慶喜は健の肩を掴み、前後に揺らしながら訴えた。健は力無く項垂れ、ぽつりとつぶやいた。


「もう来るさ…きっと、今頃目覚めている…」


「何が?誰が?!」


「この国には、長い間一部の人間にしか知らされていなかった秘密がある…その秘密の内容は、代々弘子の実家で保管されてきた。

弘子がスサノオノミコト縁のこの地に嫁ぐ際、我々もその秘密を共有した。

…恐ろしい秘密を。」


「恐ろしい秘密…?何なのです、それは…?正直、今の俺にとってはこの事態が最も恐ろしいのですが?!」


森の中、川の辺りなどに潜んでいたムカデ達が、ムカデキングと川上の婆であった等身大のムカデの周囲にワサワサと集い始め、周囲はびっしりとムカデで埋め尽くされていた。



昭三郎と英二はどうなったのか、慶喜はふと気になり軽く周囲を見渡すと、小さな人影と思しき存在が二つ見える。

どちらもしゃがみ込んでおり、微かに震えて動いているのが分かるのだが、体中にびっしりとムカデが張り付いているのであった。

あのまま、逃げ遅れてあの場にいたら…そう思うと、慶喜はゾッとした。




日本列島の南に、地図にも載っていない無人島がある。


その島は全面を木でびっしりと覆われていて、たとえここに上陸する者がいたとして、木々に阻まれ先へ進む事は叶わないだろう。


周囲の島民達の間で、この島は立ち入ってはならない場所とされていた。


その謎めいた島の中央が音をたてて、大きく盛り上がった。土の盛り上がりはますます縦にも横にも広がって、土や岩、木々を弾けさせて巨大な何かがはい出てきた。

あまりの勢いに、周辺の海も波を高く荒くしている。


現れたそれは、焦げ茶色の堅そうな、脂ぎったテカテカとする表面、平べったいフォルム、そしてフワフワと不気味に蠢くツノの様なものを持っている。
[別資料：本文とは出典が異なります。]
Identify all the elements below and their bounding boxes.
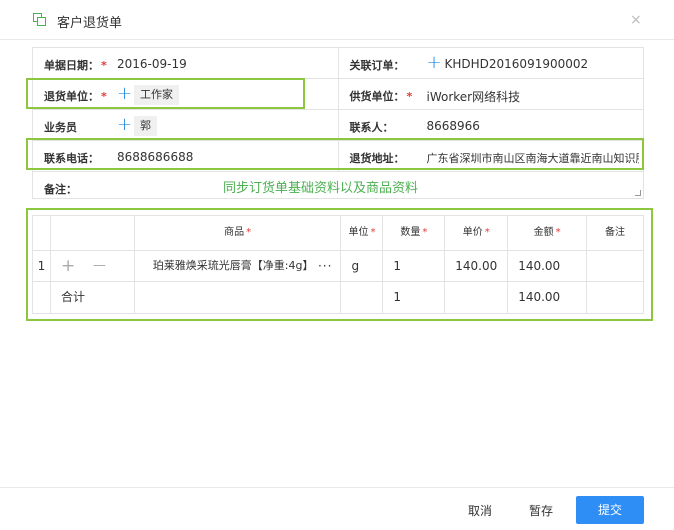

バサバサバサッと羽ばたき、それは島の中央にとまった。


「朕はゴキブリゴッド!唯一神なり!朕の他に神は無し!」


傍から見れば、誰もいない、誰も聞いていないのに、一人でいや一匹で何を言っているのだ、と思うような光景である。

しかし、ゴキブリゴッドのこの声は、世界中の同胞に、ゴキブリ達に聞こえていたのである。

長い間踏みにじられ、迫害され続けながらも繁殖する事を諦めなかったゴキブリ達に、ようやく最後の時が、審判の時がやってきたのだ。